Ante estos desafíos, Guterres hizo un llamado a la necesidad de reformas globales, que incluyan el fortalecimiento de las instituciones multilaterales, la promoción de la paz en base al derecho internacional, la reforma del Consejo de Seguridad y la modernización de la arquitectura financiera global. «Aunque las estructuras puedan estar obsoletas, los valores que defendemos son eternos”, enfatizó, aludiendo a aquellos que arriesgan sus vidas por la justicia, la libertad de prensa y la convivencia pacífica en sus comunidades.
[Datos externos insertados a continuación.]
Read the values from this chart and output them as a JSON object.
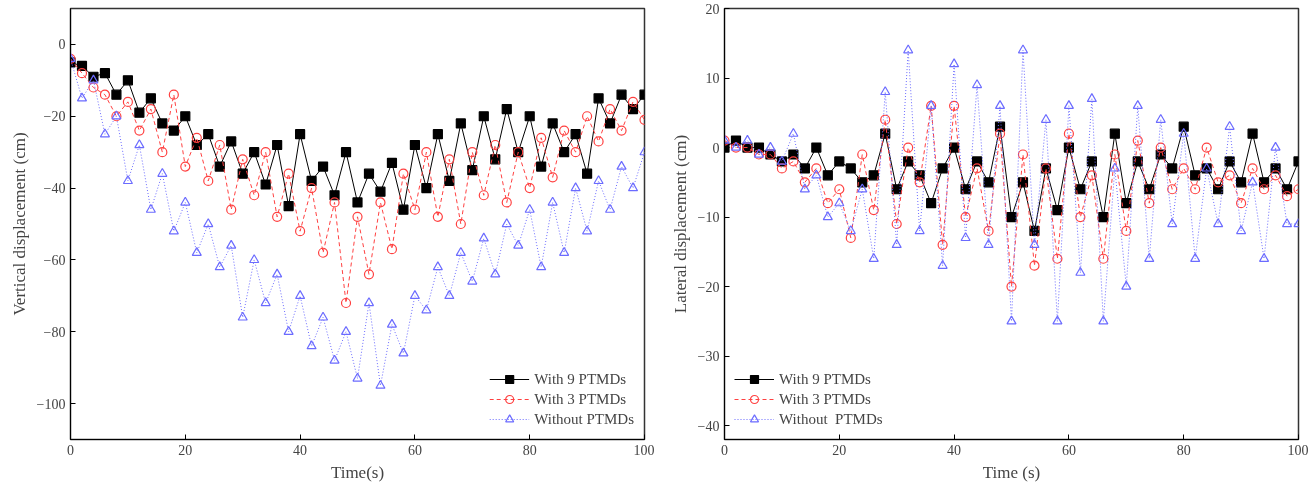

En un marco diferente, la Organización Internacional para las Migraciones (OIM) informó sobre el significativo retorno de más de tres millones de personas a Sudán, a pesar de las difíciles condiciones que enfrentan, como la destrucción de viviendas y la falta de servicios básicos. Aunque este retorno evidencia la determinación de las familias sudanesas para reconstruir sus vidas, muchas se encuentran con un futuro incierto y amenazante, ya que la inseguridad persiste, particularmente en regiones como Darfur y Kordofán.
Por otro lado, en el ámbito de los derechos humanos, la relatora especial sobre la tortura, Alice Jill Edwards, solicitó la inclusión de la toma de rehenes en la Convención sobre crímenes de lesa humanidad, actualmente en negociación. Edwards argumentó que excluir esta práctica representa una grave omisión en la protección internacional, ya que su uso se ha incrementado en conflictos armados. Destacó que la toma de rehenes no solo constituye una forma de tortura, sino que también es un crimen autónomo en el marco del derecho internacional. Al incluir este delito en la Convención, se fortalecerían las capacidades de los Estados para sancionar a los responsables y se enviaría un mensaje firme: los civiles no deben ser utilizados como instrumentos de negociación.